POJ3278：Catch That Cow

Posted 2020-10-09 0一叶0知秋0

POJ3278：Catch That Cow

kuangbin专题一：C题

题目链接：http://poj.org/problem?id=3278

Description

Farmer John has been informed of the location of a fugitive cow and wants to catch her immediately. He starts at a point N (0 ≤ N ≤ 100,000) on a number line and the cow is at a point K (0 ≤ K ≤ 100,000) on the same number line. Farmer John has two modes of transportation: walking and teleporting.

* Walking: FJ can move from any point X to the points X - 1 or X + 1 in a single minute
* Teleporting: FJ can move from any point X to the point 2 × X in a single minute.
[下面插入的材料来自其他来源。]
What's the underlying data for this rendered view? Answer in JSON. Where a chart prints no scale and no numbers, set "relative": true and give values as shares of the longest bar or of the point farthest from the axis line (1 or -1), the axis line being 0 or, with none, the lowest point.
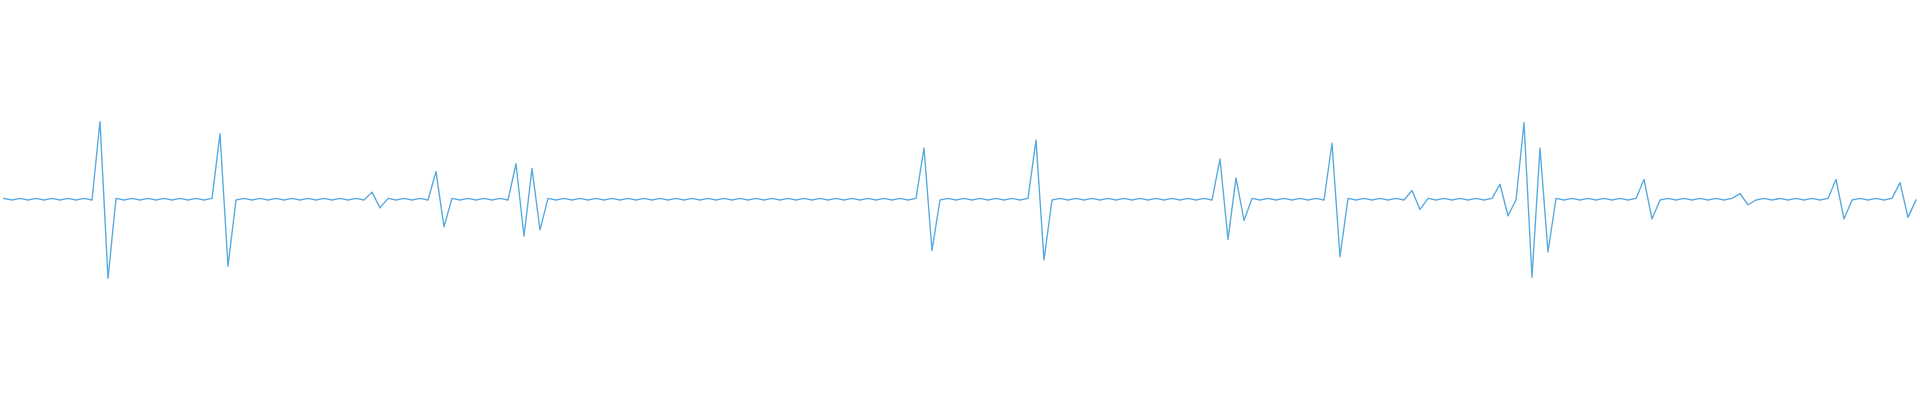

If the cow, unaware of its pursuit, does not move at all, how long does it take for Farmer John to retrieve it?

Input

Line 1: Two space-separated integers: N and K

Output

Line 1: The least amount of time, in minutes, it takes for Farmer John to catch the fugitive cow.

Sample Input

5 17

Sample Output

4
题意：给出起点 问最少行动多少次可以到达终点
　　　行动方式有三种 ： -1 +1 *2 
AC代码:(BFS)

/*Source Code
Problem: 3278        User: 201616040106
Memory: 988K        Time: 172MS
Language: C++        Result: Accepted

    Source Code*/

    #include <cstdio>
    #include <cstring>
    #include <iostream>
    #include <algorithm>
    #include <queue>
    using namespace std ;  

    #define maxn 110000 
    #define LL long long 

    bool visit[maxn] ; 
    int n , k ; 
    int result ; 

    struct node{
        int pos ; 
        int step ; 
    };
    node st ; 

    void BFS(){
        queue<node>Q ;
        Q.push(st) ; 
        while(!Q.empty()){
            
            node q = Q.front() ; 
            Q.pop() ; 
            if(q.pos == k ){
                result = q.step ; 
                return;
            } 
            node turn ; 
            if(q.pos-1>=0&&!visit[q.pos-1]){
                turn.pos = q.pos-1 ; 
                turn.step = q.step +1 ;
                visit[turn.pos] = 1 ;   
                Q.push(turn) ; 
            }
            if(q.pos+1<=100000&&!visit[q.pos+1]){
                turn.pos = q.pos+1 ; 
                turn.step = q.step +1 ; 
                visit[turn.pos] = 1 ;  
                Q.push(turn) ; 
            }
            if(q.pos*2<=100000&&!visit[q.pos*2]){
                turn.pos = q.pos*2 ; 
                turn.step = q.step +1 ; 
                visit[turn.pos] = 1 ;
                Q.push(turn) ; 
            }
        } 
    }

    int main(){
        while(~scanf("%d%d" , &n , &k)){
            memset(visit , 0 , sizeof(visit)) ; 
            visit[n] = 1 ; 
            st.pos = n ; 
            st.step = 0 ; 
            result = 0 ; 
            BFS() ; 
            
            printf("%d\n" , result) ; 
        }
        return 0 ; 
    }

 AC代码：（数组模拟BFS 省去不少时间）

Source Code
Problem: 3278        User: 201616040106
Memory: 1448K        Time: 47MS
Language: C++        Result: Accepted

    Source Code

    #include<iostream>
    #include<cstdio>
    #include<cstring>
    using namespace std;


    int visit[100005],location[100005],step[100005];
    int head, tail;
    int n, k;
    int main(){
        scanf("%d%d", &n, &k);
        tail=0, head=1, location[head]=n,visit[n]=1;
        while(tail<head){
            tail++;
            int x=location[tail];
            if(x==k){
                cout<<step[tail]<<endl;
                return 0;
            }
            if(x-1>=0&&visit[x-1]==0){
                head++; location[head]=x-1; step[head]=step[tail]+1; visit[x-1]=1;
            }
            if(x+1<=100000&&visit[x+1]==0){
                head++; location[head]=x+1; step[head]=step[tail]+1; visit[x+1]=1;
            }
            if(2*x<=100000&&visit[2*x]==0){
                head++; location[head]=2*x; step[head]=step[tail]+1; visit[2*x]=1;
            }
        }
    }

 

Hint

The fastest way for Farmer John to reach the fugitive cow is to move along the following path: 5-10-9-18-17, which takes 4 minutes.